Mr BUCHHOLZ (Wright) (9.52 pm)— We have heard many calls for greater regulation of banks, but I am not convinced that it is quite so simple. We should be careful in proposing increased regulation of the banking sector because we cannot be certain what the outcomes might be. The Greens claim that greater regulation will improve the banking sector. I am not so sure. The Greens- Labor government coalition does not understand the difference between facilitating competition through improving the operations of markets and stifling the operation of markets through interfering in commercial decisions.
In basic terms there are 12 Australianowned banks: the four big ones and eight much smaller. Thanks to the intelligent regulation and hard work of previous governments the big four are world-class banks. But we can do better. We are in an extended period of financial instability and this is exacerbated by two main factors: the first is the lack of prudential oversight of many international institutions, and the second is the incompetence and reckless spending of the current Greens-Labor government. The banks are businesses which provide a service for a fee and answer first and foremost to their shareholders. But not all Australian banks have the size and the reach which would protect them from movements in cost and prices. The smaller banks are price takers, not price setters. These are wellregulated banks which are trying to survive
in a very competitive market. We need to be very careful that, in reacting to the business practices of the four majors, we do not end up disadvantaging smaller Australian institutions. In the past two years we have lost significant players in the home mortgage market. Before we legislate for greater regulation we need a general inquiry into the financial services system, and that means all of the sectors. So rather than add yet another layer of regulation to a business sector that is already heavily regulated, we need to better understand the issues. We need to target anticompetitive practices by giving the ACCC relevant powers to investigate anticompetitive price signalling. We need to level the playing field so that the big four cannot dominate the smaller institutions as easily as they do today. Most importantly, for the small business and home loans market, we need to ensure that the smaller institutions are not unfairly squeezed out of the market through compliance costs and dealing with government regulations.

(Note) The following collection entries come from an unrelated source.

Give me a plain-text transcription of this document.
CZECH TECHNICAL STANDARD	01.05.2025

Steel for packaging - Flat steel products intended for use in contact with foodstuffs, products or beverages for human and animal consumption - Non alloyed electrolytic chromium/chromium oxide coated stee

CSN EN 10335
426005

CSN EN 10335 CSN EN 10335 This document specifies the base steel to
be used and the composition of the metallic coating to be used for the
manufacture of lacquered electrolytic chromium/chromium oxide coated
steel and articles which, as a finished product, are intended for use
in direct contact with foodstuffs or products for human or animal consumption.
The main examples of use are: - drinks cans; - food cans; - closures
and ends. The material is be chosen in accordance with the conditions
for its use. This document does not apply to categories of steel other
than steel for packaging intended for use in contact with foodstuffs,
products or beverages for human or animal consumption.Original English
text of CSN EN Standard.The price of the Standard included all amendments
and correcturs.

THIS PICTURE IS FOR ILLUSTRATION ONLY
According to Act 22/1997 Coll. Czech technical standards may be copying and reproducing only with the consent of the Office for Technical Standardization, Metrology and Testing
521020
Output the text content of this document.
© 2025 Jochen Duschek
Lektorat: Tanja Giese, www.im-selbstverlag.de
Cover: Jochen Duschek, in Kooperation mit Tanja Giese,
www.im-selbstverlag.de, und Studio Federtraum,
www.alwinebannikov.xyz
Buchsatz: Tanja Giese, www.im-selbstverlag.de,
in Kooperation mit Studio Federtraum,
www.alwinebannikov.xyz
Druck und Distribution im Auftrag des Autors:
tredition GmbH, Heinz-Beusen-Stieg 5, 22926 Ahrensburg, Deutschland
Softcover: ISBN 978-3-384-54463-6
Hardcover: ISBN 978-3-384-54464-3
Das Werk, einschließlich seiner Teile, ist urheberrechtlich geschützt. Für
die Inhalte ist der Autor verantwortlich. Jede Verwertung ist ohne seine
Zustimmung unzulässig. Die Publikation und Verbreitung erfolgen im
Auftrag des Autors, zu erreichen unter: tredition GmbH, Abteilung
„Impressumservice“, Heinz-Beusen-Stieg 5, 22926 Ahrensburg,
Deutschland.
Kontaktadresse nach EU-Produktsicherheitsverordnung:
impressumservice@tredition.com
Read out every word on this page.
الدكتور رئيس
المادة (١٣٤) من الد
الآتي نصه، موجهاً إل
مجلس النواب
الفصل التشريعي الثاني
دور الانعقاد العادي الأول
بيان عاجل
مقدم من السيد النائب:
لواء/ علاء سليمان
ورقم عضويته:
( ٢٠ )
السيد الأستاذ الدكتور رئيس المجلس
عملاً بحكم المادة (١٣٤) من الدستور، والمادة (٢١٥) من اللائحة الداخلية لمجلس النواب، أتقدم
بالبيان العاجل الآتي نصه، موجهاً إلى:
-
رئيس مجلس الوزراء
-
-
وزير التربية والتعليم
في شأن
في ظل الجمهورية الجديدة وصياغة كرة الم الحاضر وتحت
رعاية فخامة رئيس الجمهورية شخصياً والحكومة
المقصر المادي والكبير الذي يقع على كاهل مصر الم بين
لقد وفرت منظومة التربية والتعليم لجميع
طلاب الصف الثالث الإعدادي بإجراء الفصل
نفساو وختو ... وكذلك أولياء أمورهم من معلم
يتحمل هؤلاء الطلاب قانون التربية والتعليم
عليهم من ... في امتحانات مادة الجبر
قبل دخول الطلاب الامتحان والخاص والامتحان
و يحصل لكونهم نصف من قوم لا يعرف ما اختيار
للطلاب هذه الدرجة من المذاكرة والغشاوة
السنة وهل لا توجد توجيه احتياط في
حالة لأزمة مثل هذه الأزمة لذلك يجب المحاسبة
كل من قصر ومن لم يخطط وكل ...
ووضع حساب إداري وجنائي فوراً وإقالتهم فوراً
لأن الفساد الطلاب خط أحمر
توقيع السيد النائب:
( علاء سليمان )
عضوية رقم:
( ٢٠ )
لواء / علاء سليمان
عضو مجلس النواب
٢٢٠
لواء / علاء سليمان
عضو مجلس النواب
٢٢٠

Before coming to this place, early in my working career I was employed by the banking sector so I speak with some authority on this very issue. I was employed in the agrifinance sector lending to both the rural and commercial retail markets. I note that clients that traditionally would have been granted a relatively ‘low risk rating’ today are struggling to secure basic finance requirements for their ongoing commercialism. Their business strategies have not changed; their debt-to-equity ratios have not changed. However, hardworking business persons and farmers are finding it increasingly difficult to secure funding for day-to-day operations. Quite simply, the banks have raised the bar on their lending guidelines. It would appear that the raising of the bar is associated with the lessoning of competition as a result of the larger banks’ mergers and acquisitions strategies.
I am not saying for one minute that we regulate the market. However, I do want to speak to the point of the free market independence of the banks, in particular of the four majors, and remind them that, when commentators speak of the independence of the banks, they operate in an environment of the security of the four-pillar banking system— hardly open market conditions. Further, when the dark clouds of the GFC loomed the four majors sought the shroud of security from the government, options that were not available to the whole of the market. When the sun came out they quickly returned to a position of so-called independence, moving quickly to shift variable rates in excess of the increased cash rates set by the Reserve Bank.
Our banks are not operating in a fully competitive market. We need more players in the marketplace to enhance competition, which has been the position of the opposition for some time. The banks are winding the heat up on their clients—the mums and dads who are mortgage holders and business owners in my electorate—by way of increased rates on overdraft limits and business loans, and I have a list as long as my arm of developers who are finding it increasingly difficult to conduct their businesses. Much of the international competition in Australian financial services has gone. St George Bank and the independent Bankwest have gone. This is why we need a targeted inquiry. We need to have good evidence before we act. My final point is that there is one big step that the government could take to take upward pressure off interest rates—that is, to cut back on their debt-fuelled and wasteful spending. This government stubbornly refuses to accelerate its deficit reduction program because of its addiction to spending. This is a government that will not take direct action to help the home buyers and small businesses of my electorate and the people of Australia.